Vibrationally adiabatic distorted wave calculations of vibration-rotation product distributions and differential cross sections have been carried out for the reaction O(³ P) + H₂(ν ⩽ 2, j, m_j ) →OH (ν′ ⩽ 2, j′, m_j′ ) + H. A LEPS potential energy surface of Johnson and Winter, and a fitted ab initio potential surface of Schinke and Lester have been used. The calculations have been performed over a range of translational energies close to the quasiclassical dynamical thresholds. The relative vibration-rotation product distributions for both potential surfaces and the differential cross sections are very similar as are the energy dependences of these quantities. Reactions for which ν →ν′ = ν are favoured over reactions for which ν →ν′ ≠ ν, in agreement with quasiclassical results. Initial vibrational excitation enhances reaction, in agreement with quasiclassical and experimental studies.
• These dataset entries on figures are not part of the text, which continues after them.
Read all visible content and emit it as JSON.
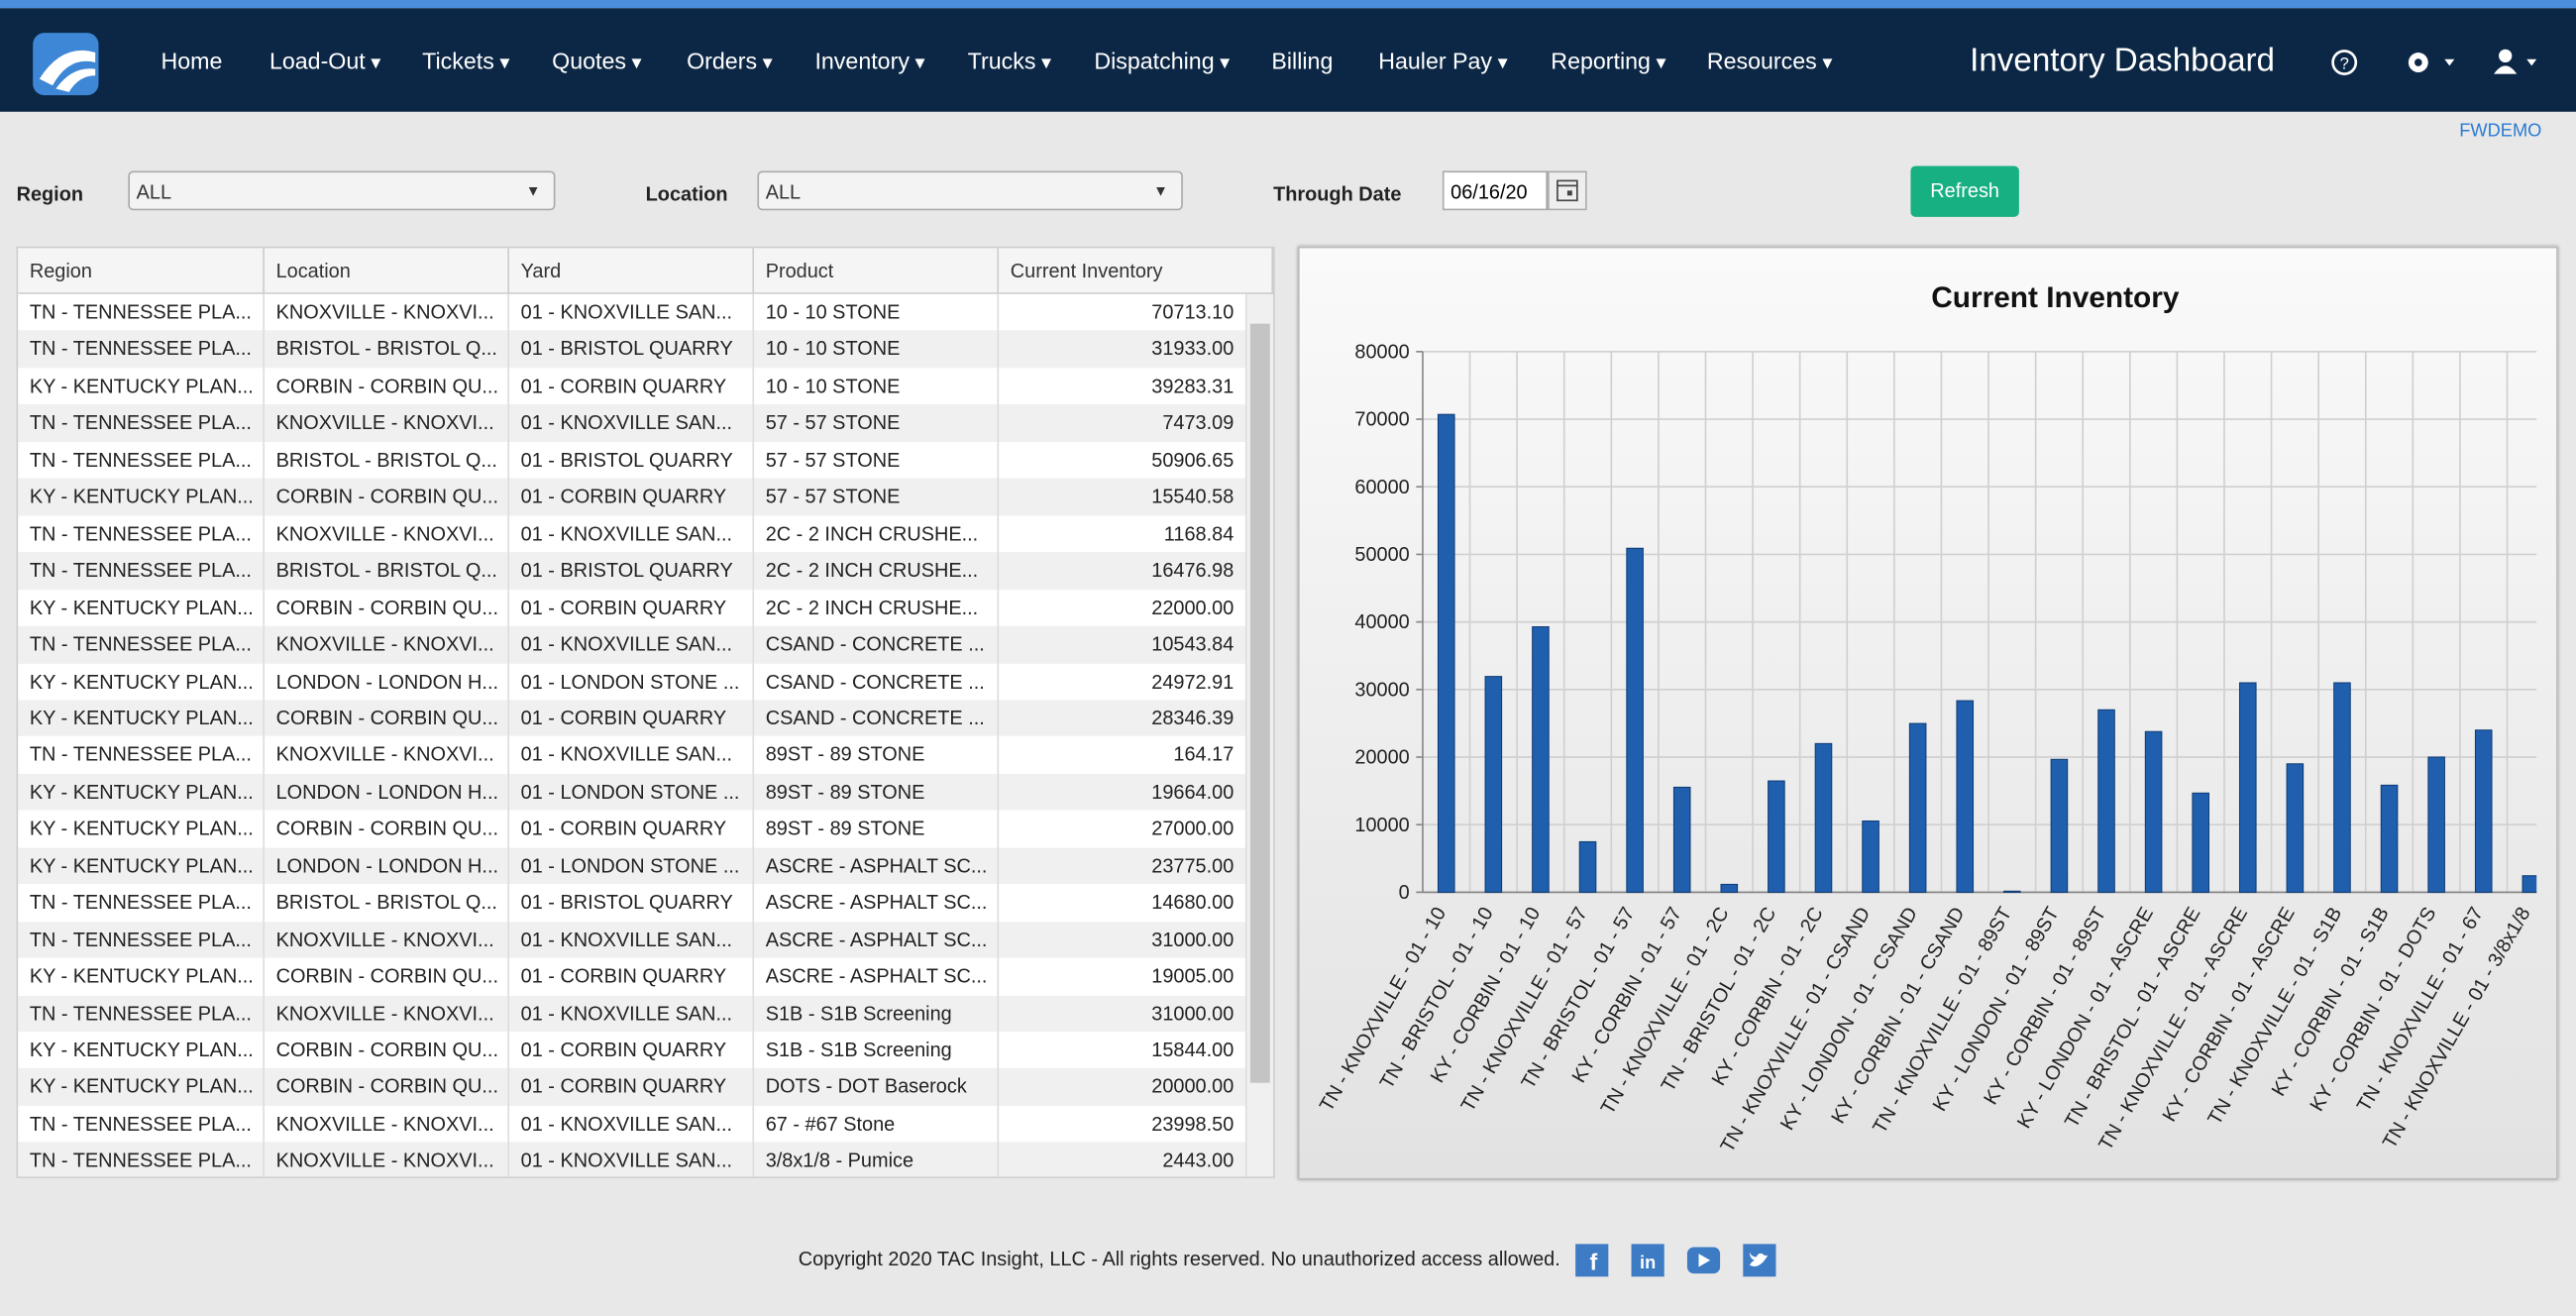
{
  "nav": {
    "items": [
      "Home",
      "Load-Out",
      "Tickets",
      "Quotes",
      "Orders",
      "Inventory",
      "Trucks",
      "Dispatching",
      "Billing",
      "Hauler Pay",
      "Reporting",
      "Resources"
    ],
    "dropdown": [
      false,
      true,
      true,
      true,
      true,
      true,
      true,
      true,
      false,
      true,
      true,
      true
    ],
    "title": "Inventory Dashboard",
    "user_code": "FWDEMO"
  },
  "filters": {
    "region_label": "Region",
    "region_value": "ALL",
    "location_label": "Location",
    "location_value": "ALL",
    "date_label": "Through Date",
    "date_value": "06/16/20",
    "refresh": "Refresh"
  },
  "table": {
    "columns": [
      "Region",
      "Location",
      "Yard",
      "Product",
      "Current Inventory"
    ],
    "rows": [
      [
        "TN - TENNESSEE PLA...",
        "KNOXVILLE - KNOXVI...",
        "01 - KNOXVILLE SAN...",
        "10 - 10 STONE",
        "70713.10"
      ],
      [
        "TN - TENNESSEE PLA...",
        "BRISTOL - BRISTOL Q...",
        "01 - BRISTOL QUARRY",
        "10 - 10 STONE",
        "31933.00"
      ],
      [
        "KY - KENTUCKY PLAN...",
        "CORBIN - CORBIN QU...",
        "01 - CORBIN QUARRY",
        "10 - 10 STONE",
        "39283.31"
      ],
      [
        "TN - TENNESSEE PLA...",
        "KNOXVILLE - KNOXVI...",
        "01 - KNOXVILLE SAN...",
        "57 - 57 STONE",
        "7473.09"
      ],
      [
        "TN - TENNESSEE PLA...",
        "BRISTOL - BRISTOL Q...",
        "01 - BRISTOL QUARRY",
        "57 - 57 STONE",
        "50906.65"
      ],
      [
        "KY - KENTUCKY PLAN...",
        "CORBIN - CORBIN QU...",
        "01 - CORBIN QUARRY",
        "57 - 57 STONE",
        "15540.58"
      ],
      [
        "TN - TENNESSEE PLA...",
        "KNOXVILLE - KNOXVI...",
        "01 - KNOXVILLE SAN...",
        "2C - 2 INCH CRUSHE...",
        "1168.84"
      ],
      [
        "TN - TENNESSEE PLA...",
        "BRISTOL - BRISTOL Q...",
        "01 - BRISTOL QUARRY",
        "2C - 2 INCH CRUSHE...",
        "16476.98"
      ],
      [
        "KY - KENTUCKY PLAN...",
        "CORBIN - CORBIN QU...",
        "01 - CORBIN QUARRY",
        "2C - 2 INCH CRUSHE...",
        "22000.00"
      ],
      [
        "TN - TENNESSEE PLA...",
        "KNOXVILLE - KNOXVI...",
        "01 - KNOXVILLE SAN...",
        "CSAND - CONCRETE ...",
        "10543.84"
      ],
      [
        "KY - KENTUCKY PLAN...",
        "LONDON - LONDON H...",
        "01 - LONDON STONE ...",
        "CSAND - CONCRETE ...",
        "24972.91"
      ],
      [
        "KY - KENTUCKY PLAN...",
        "CORBIN - CORBIN QU...",
        "01 - CORBIN QUARRY",
        "CSAND - CONCRETE ...",
        "28346.39"
      ],
      [
        "TN - TENNESSEE PLA...",
        "KNOXVILLE - KNOXVI...",
        "01 - KNOXVILLE SAN...",
        "89ST - 89 STONE",
        "164.17"
      ],
      [
        "KY - KENTUCKY PLAN...",
        "LONDON - LONDON H...",
        "01 - LONDON STONE ...",
        "89ST - 89 STONE",
        "19664.00"
      ],
      [
        "KY - KENTUCKY PLAN...",
        "CORBIN - CORBIN QU...",
        "01 - CORBIN QUARRY",
        "89ST - 89 STONE",
        "27000.00"
      ],
      [
        "KY - KENTUCKY PLAN...",
        "LONDON - LONDON H...",
        "01 - LONDON STONE ...",
        "ASCRE - ASPHALT SC...",
        "23775.00"
      ],
      [
        "TN - TENNESSEE PLA...",
        "BRISTOL - BRISTOL Q...",
        "01 - BRISTOL QUARRY",
        "ASCRE - ASPHALT SC...",
        "14680.00"
      ],
      [
        "TN - TENNESSEE PLA...",
        "KNOXVILLE - KNOXVI...",
        "01 - KNOXVILLE SAN...",
        "ASCRE - ASPHALT SC...",
        "31000.00"
      ],
      [
        "KY - KENTUCKY PLAN...",
        "CORBIN - CORBIN QU...",
        "01 - CORBIN QUARRY",
        "ASCRE - ASPHALT SC...",
        "19005.00"
      ],
      [
        "TN - TENNESSEE PLA...",
        "KNOXVILLE - KNOXVI...",
        "01 - KNOXVILLE SAN...",
        "S1B - S1B Screening",
        "31000.00"
      ],
      [
        "KY - KENTUCKY PLAN...",
        "CORBIN - CORBIN QU...",
        "01 - CORBIN QUARRY",
        "S1B - S1B Screening",
        "15844.00"
      ],
      [
        "KY - KENTUCKY PLAN...",
        "CORBIN - CORBIN QU...",
        "01 - CORBIN QUARRY",
        "DOTS - DOT Baserock",
        "20000.00"
      ],
      [
        "TN - TENNESSEE PLA...",
        "KNOXVILLE - KNOXVI...",
        "01 - KNOXVILLE SAN...",
        "67 - #67 Stone",
        "23998.50"
      ],
      [
        "TN - TENNESSEE PLA...",
        "KNOXVILLE - KNOXVI...",
        "01 - KNOXVILLE SAN...",
        "3/8x1/8 - Pumice",
        "2443.00"
      ]
    ]
  },
  "chart_data": {
    "type": "bar",
    "title": "Current Inventory",
    "categories": [
      "TN - KNOXVILLE - 01 - 10",
      "TN - BRISTOL - 01 - 10",
      "KY - CORBIN - 01 - 10",
      "TN - KNOXVILLE - 01 - 57",
      "TN - BRISTOL - 01 - 57",
      "KY - CORBIN - 01 - 57",
      "TN - KNOXVILLE - 01 - 2C",
      "TN - BRISTOL - 01 - 2C",
      "KY - CORBIN - 01 - 2C",
      "TN - KNOXVILLE - 01 - CSAND",
      "KY - LONDON - 01 - CSAND",
      "KY - CORBIN - 01 - CSAND",
      "TN - KNOXVILLE - 01 - 89ST",
      "KY - LONDON - 01 - 89ST",
      "KY - CORBIN - 01 - 89ST",
      "KY - LONDON - 01 - ASCRE",
      "TN - BRISTOL - 01 - ASCRE",
      "TN - KNOXVILLE - 01 - ASCRE",
      "KY - CORBIN - 01 - ASCRE",
      "TN - KNOXVILLE - 01 - S1B",
      "KY - CORBIN - 01 - S1B",
      "KY - CORBIN - 01 - DOTS",
      "TN - KNOXVILLE - 01 - 67",
      "TN - KNOXVILLE - 01 - 3/8x1/8"
    ],
    "values": [
      70713.1,
      31933.0,
      39283.31,
      7473.09,
      50906.65,
      15540.58,
      1168.84,
      16476.98,
      22000.0,
      10543.84,
      24972.91,
      28346.39,
      164.17,
      19664.0,
      27000.0,
      23775.0,
      14680.0,
      31000.0,
      19005.0,
      31000.0,
      15844.0,
      20000.0,
      23998.5,
      2443.0
    ],
    "color": "#1f5fae",
    "ylim": [
      0,
      80000
    ],
    "yticks": [
      0,
      10000,
      20000,
      30000,
      40000,
      50000,
      60000,
      70000,
      80000
    ],
    "grid": true
  },
  "footer": {
    "copyright": "Copyright 2020 TAC Insight, LLC - All rights reserved. No unauthorized access allowed."
  }
}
The relative product state rotational distributions are unimodal, insensitive to the value of the initial rotational state j and broaden quite appreciably with initial translational energy for all ν. Over 25 per cent of the available energy is present in product rotation for the ν = 0 reaction at energies above the quasiclassical threshold. Cross sections with m_j = 0 →m_j′ = 0 are much larger than cross sections for which m_j ≠ 0 or m_j′ ≠ 0. The differential cross sections are backward peaked for all ν at low energies, with the peak moving towards forward angles as the initial translational energies are increased above the quasiclassical thresholds.